GUADALAJARA, JALISCO (31/AGO/2014).- Al igual que muchos tapatíos, he sido asaltado en la calle. No, por fortuna, en fechas últimas  ni de un modo tan violento y atemorizante cono el que, en tiempos recientes, ha sido empleado contra varios conocidos, mujeres principalmente, en la zona de Chapultepec y en Zapopan. Si el robo no pasa a mayores, es decir, si uno es despojado y hasta sacudido pero queda más o menos ileso, el paso de los años puede propiciar que se mire con humor el episodio (y mi caso es de esos). Pero si aquello pasa a mayores quedará encima como una marca persistente para el asaltado. Como una cicatriz.

El primer asalto del que fui víctima ocurrió en el barrio de Santa Tere. Un amigo y yo habíamos ido en busca del tianguis de los jueves (no me vengan a aclarar que el mercadito de la zona no se pone ese día sino el domingo, porque bien que lo averigüé; tengan en cuenta, en nuestro descargo, que vivíamos al otro lado de la ciudad y solíamos hacerle caso a la mala memoria o mala leche de los compañeros de la secundaria que nos lo juraron) para ver si encontrábamos unos tenis de lona. Pero, claro, no dimos con él (porque era el día equivocado) y acabamos en una callecita oscura, rodeados por un grupo de malencarados que nos doblaban la edad (nosotros teníamos doce). Mi amigo se escondía el dinero en los calzones, así que nuestros asaltantes se limitaron a jalonearnos y burlarse de nosotros, a quitarnos las monedas para el camión y a despojarnos de los tenis que llevábamos puestos. Luego dieron vuelta a una esquina y desaparecieron de la vista. En calcetines nos fuimos de allí.

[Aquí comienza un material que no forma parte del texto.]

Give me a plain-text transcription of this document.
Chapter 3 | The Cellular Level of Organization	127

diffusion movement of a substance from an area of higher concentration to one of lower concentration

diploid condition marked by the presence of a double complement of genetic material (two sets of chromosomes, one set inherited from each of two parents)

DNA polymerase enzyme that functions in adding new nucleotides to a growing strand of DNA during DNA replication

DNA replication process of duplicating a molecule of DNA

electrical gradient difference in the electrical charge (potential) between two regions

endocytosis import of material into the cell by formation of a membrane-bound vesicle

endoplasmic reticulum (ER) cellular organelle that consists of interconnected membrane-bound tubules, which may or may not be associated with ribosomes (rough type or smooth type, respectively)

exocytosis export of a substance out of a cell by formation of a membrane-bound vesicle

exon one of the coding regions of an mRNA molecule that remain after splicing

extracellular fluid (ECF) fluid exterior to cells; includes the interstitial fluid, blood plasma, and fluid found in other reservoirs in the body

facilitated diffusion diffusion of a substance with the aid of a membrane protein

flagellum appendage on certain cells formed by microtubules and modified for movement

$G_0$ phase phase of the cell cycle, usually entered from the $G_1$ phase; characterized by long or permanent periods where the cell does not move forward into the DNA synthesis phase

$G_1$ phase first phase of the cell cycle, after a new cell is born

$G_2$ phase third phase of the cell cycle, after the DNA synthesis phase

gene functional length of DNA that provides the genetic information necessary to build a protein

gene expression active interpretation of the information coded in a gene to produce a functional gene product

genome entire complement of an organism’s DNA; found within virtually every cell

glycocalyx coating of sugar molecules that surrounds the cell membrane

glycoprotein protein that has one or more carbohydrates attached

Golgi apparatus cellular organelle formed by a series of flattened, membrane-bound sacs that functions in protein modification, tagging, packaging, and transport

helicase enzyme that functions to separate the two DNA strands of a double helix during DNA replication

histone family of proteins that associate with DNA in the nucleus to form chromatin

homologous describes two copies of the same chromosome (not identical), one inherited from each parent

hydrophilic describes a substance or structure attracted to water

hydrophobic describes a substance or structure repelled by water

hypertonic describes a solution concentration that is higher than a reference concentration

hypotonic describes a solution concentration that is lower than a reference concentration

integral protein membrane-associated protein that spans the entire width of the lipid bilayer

Cuadras adelante, una vecina se compadeció de nosotros (es posible que hayamos estado hablando exaltadamente, al borde de las lágrimas, frente a su ventana, sobándonos los adoloridos pies) y nos obsequió unas chanclas viejas de plástico a cada cual y un tecito para el susto. También nos regañó por andar lejos de nuestras casas sin compañía de adultos y, sobre todo, por brincarnos el horario escolar (llevábamos el uniforme delator encima y sí: nos habíamos hecho la pinta). “Aquí roban porque es un barrio comercial y los ladrones lo saben y vienen”, nos explicó la buena mujer. Al final nos aclaró que el tianguis era los domingos y no los jueves y nuestro viaje había sido, desde el principio, una tontería.

Al contrario que ese episodio más o menos inocuo (nos desvalijaron con el puro miedo como arma porque jamás sacaron cuchillo o revólver ni mucho menos), los robos de los que me he debido enterar en los tiempos recientes han sido virulentos, terroríficos. A unas amigas las bajaron a punta de pistola de su camioneta cerca del Expiatorio y las llevaron a un cajero automático para que sacaran lo que pudieran de sus tarjetas, manteniéndolas encañonadas todo el tiempo, y tratándolas a punta de empujones, arrimones, mentadas de madre y vejaciones varias. A otras conocidas las atacaron a golpes antes de quitarles bolsos y teléfonos cerca del Mercado Juárez. A un chico, amigo de amigos, que sacó a pasear al perro a la calle en Zapopan, lo abatieron a cuchilladas para quitarle un triste reproductor de música.

Recuerdo que durante años evité la cercanía de la callecita donde nos asaltaron y hasta daba un rodeo absurdo para llegar a un restaurante que comencé a frecuentar en las inmediaciones. Por su lado, mi amiga me confiesa que cada vez que va a arrancar su automóvil, teme ver junto a la ventanilla una pistola apuntándole. Bajo esa sombra vive la ciudad.